Payment of Letter of Credit Obligations. The Borrowers agree to reimburse the Letter of Credit Issuer for any draw under any Letter of Credit promptly upon demand, and to pay the issuer of the Letter of Credit (or the Agent, for the account of such issuer) the amount of all other obligations and other amounts payable to such issuer under or in connection with any Letter of Credit immediately when due, irrespective of any claim, setoff, defense or other right which the Borrowers may have at any time against such issuer or any other Person.
Supporting Letter of Credit; Cash Collateral. If, notwithstanding the provisions of this [Section 2.18] and any other provision of this Agreement, any Letter of Credit is outstanding upon the termination of this Agreement, then upon such termination the Borrowers shall deposit with the Agent, for the ratable benefit of the Agent and the Lenders, with respect to each Letter of Credit then outstanding, as the Majority Lenders, in their discretion, shall specify, either # a standby letter of credit (a “Supporting Letter of Credit”) in form and substance satisfactory to the Agent, issued by an issuer satisfactory to the Agent in an amount equal to the greatest amount for which such Letter of Credit may be drawn plus any fees and expenses associated with such Letter of Credit, under which Supporting Letter of Credit the Agent is entitled to draw amounts necessary to reimburse the Agent and the Lenders for payments made by the Agent and the Lenders under such Letter of Credit or under any credit support or enhancement provided through the Agent with respect thereto and any fees and expenses associated with such Letter of Credit or credit support, or # cash in amounts necessary to reimburse the Agent and the Lenders for payments made by the Agent or the Lenders under such Letter of Credit or under any credit support or enhancement provided through the Agent and any fees and expenses associated with such Letter of Credit or credit support. Such Supporting Letter of Credit or deposit of cash shall be held by the Agent, for the ratable benefit of the Agent and the Lenders, as security for, and to provide for the payment of, the aggregate undrawn amount of such Letters of Credit or such credit support remaining outstanding. At Agent's or Letter of Credit Issuer's request, Borrowers shall cash collateralize in a manner satisfactory to Agent the Fronting Exposure of any Defaulting Lender.

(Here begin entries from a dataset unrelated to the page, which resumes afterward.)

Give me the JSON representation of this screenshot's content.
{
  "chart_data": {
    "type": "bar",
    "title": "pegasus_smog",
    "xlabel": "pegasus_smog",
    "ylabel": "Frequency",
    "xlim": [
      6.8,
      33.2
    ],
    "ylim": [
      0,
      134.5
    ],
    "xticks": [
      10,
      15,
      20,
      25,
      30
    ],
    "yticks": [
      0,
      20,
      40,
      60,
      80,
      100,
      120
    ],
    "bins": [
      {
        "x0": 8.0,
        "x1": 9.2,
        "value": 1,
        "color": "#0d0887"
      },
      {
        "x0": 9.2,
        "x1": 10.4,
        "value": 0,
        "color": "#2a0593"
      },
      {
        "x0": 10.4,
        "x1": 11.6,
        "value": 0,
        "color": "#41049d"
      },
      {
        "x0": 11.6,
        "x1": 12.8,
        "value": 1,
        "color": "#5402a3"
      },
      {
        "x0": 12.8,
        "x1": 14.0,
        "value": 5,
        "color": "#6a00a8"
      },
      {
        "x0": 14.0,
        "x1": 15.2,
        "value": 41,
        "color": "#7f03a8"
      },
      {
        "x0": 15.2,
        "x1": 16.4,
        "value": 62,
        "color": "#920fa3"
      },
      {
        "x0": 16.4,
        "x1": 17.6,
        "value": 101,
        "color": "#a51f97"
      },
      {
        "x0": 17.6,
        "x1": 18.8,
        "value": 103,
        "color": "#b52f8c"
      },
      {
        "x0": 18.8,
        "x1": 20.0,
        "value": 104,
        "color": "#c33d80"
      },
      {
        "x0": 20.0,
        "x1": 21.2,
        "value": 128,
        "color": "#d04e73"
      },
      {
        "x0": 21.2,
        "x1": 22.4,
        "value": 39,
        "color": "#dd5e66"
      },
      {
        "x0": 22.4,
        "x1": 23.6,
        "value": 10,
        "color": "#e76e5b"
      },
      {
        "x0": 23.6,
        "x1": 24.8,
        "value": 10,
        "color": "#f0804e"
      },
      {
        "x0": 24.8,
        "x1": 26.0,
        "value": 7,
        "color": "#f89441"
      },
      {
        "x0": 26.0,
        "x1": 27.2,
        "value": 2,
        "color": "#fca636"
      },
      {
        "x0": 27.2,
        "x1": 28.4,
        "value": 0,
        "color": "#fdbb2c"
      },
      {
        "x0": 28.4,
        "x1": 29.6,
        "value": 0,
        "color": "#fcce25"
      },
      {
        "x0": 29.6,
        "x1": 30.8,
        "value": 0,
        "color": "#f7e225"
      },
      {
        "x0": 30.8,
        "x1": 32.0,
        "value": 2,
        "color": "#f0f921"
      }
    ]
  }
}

No Defaulting Lender shall be entitled to receive any fee described in Section 5.1 for any period during which that Lender is a Defaulting Lender (and Borrower shall not be required to pay any such fee that otherwise would have been required to have been paid to that Defaulting Lender).
Conflict with Letter of Credit Application. In the event of any conflict between the terms of this Agreement and the terms of any Letter of Credit Application, the terms hereof shall control.